Linda Linsefors @ 2022-12-28T11:32 (+5)

I think the EA and AI safety communities could benefit from more confidential support roles, like the CEA community health team

They are not air-gaped!

https://forum.effectivealtruism.org/posts/NbkxLDECvdGuB95gW/the-community-health-team-s-work-on-interpersonal-harm-in?commentId=vBxnPpQ9jydv5KEmB

 

On the other hand Shay is 

AI Safety Support - Health Coach

I'm also pretty sure AISS's job coaching is air gaped too, but I'm only 90% sure. I'll ping JJ to ask

calebp @ 2022-12-27T00:09 (+4)

I mostly agree with this post though I can think of some concrete cases where I’m more confused.

I think in most cases that come to mind the support services are already pretty airgapped from the evaluators. Can you point to some examples where you think that the gap is insufficient, or is this mostly pointing at a feature you like to see in support services?

Linch @ 2022-12-27T02:54 (+4)

I think of "management responsibilities" as very much putting on both hats. Though this seems like a very normal arrangement in broader society, so presumably not what Ryan is pointing towards.

Ryan Kidd @ 2022-12-27T03:01 (+1)

In my management role, I have to juggle these responsibilities. I think a HR department should generally exist, even if management is really fair and only wants the best for the world, we promise (not bad faith, just humour).

D0TheMath @ 2022-12-27T18:07 (+1)

It would not surprise me if most HR departments are set up as the result of lots of political pressures from various special interests within orgs, and that they are mostly useless at their “support” role.

With more confidence, I’d guess a smart person could think of a far better way to do support that looks nothing like an HR department.

I think MATS would be far better served by ignoring the HR frame, and just trying to rederive all the properties of what an org which does support well would look like. The above post looks like a good start, but it’d be a shame if you all just went with a human human resources department. Traditional companies do not in fact seem like they would be good at the thing you are talking about here.

Unless there’s some weird incentives I know nothing about, effective community support is the kind of thing you should expect to do better than all of civilization at, if you are willing to think about it from first principles for 10 minutes.

Ryan Kidd @ 2022-12-27T18:28 (+2)

I'm not advocating a stock HR department with my comment. I used "HR" as a shorthand for "community health agent who is focused on support over evaluation." This is why I didn't refer to HR departments in my post. Corporate HR seems flawed in obvious ways, though I think it's probably usually better than nothing, at least for tail risks.

Ryan Kidd @ 2022-12-27T01:34 (+1)

This post is mainly explaining part of what I'm currently thinking about regarding community health in EA and at MATS. If I think of concrete, shareable examples of concerns regarding insufficient air-gapping in EA or AI safety, I'll share them here.
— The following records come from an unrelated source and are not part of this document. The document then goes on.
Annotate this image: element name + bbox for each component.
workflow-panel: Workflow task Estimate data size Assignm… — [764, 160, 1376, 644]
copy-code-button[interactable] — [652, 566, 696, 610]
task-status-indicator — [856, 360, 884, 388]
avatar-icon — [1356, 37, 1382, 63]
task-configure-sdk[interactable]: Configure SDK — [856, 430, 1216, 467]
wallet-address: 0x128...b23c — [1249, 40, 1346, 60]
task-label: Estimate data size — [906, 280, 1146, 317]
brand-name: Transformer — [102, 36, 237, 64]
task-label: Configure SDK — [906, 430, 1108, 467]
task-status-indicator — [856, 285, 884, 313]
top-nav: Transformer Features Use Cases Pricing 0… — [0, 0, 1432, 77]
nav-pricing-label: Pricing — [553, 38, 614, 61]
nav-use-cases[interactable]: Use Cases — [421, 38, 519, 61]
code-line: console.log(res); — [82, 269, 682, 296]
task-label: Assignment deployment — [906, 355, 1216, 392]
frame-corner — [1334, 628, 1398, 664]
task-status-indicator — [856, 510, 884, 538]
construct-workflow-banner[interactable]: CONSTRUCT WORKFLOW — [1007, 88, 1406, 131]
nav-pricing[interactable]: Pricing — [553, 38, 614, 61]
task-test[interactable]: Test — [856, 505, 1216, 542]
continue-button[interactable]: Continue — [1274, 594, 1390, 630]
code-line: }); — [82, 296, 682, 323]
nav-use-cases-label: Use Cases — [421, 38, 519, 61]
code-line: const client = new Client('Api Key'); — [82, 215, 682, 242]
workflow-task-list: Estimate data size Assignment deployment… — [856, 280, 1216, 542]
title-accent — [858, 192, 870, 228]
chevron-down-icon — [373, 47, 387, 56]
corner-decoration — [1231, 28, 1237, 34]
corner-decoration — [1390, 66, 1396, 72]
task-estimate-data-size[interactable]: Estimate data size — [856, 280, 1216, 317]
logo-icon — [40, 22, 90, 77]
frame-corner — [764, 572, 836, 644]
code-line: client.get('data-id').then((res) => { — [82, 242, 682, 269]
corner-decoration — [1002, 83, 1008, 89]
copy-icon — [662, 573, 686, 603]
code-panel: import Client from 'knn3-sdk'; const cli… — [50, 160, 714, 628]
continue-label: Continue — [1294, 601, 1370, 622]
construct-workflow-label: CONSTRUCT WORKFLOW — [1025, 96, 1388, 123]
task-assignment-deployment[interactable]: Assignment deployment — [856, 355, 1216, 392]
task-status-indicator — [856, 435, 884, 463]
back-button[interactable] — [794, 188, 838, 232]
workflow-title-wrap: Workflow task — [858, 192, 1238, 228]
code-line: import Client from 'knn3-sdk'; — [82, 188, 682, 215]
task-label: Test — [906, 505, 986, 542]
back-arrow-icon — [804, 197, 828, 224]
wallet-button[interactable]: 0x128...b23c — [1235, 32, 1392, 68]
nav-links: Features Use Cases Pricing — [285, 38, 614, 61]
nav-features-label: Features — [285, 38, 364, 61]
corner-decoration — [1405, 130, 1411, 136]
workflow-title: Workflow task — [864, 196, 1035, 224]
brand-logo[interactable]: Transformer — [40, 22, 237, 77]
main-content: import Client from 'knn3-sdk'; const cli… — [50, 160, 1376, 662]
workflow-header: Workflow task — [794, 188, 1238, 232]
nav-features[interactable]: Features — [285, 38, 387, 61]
NunoSempere @ 2022-12-26T23:03 (+2)

I think that what you are pointing to is a real distinction. I'd also point at:

In principle, evaluations of the first kind could also be super invasive, and it might be in the interest of the candidate for them to be so.

Just wanted to add that since your post doesn't quite contemplate evaluations of the first kind kind.

Ryan Kidd @ 2022-12-26T23:10 (+3)

I think the distinction you make is real. In the language of this post, I consider the first type of evaluation you mention as a form of "support." Whether someone desires comfort or criticism, they might prefer this to be decoupled from evaluation that might disadvantage them.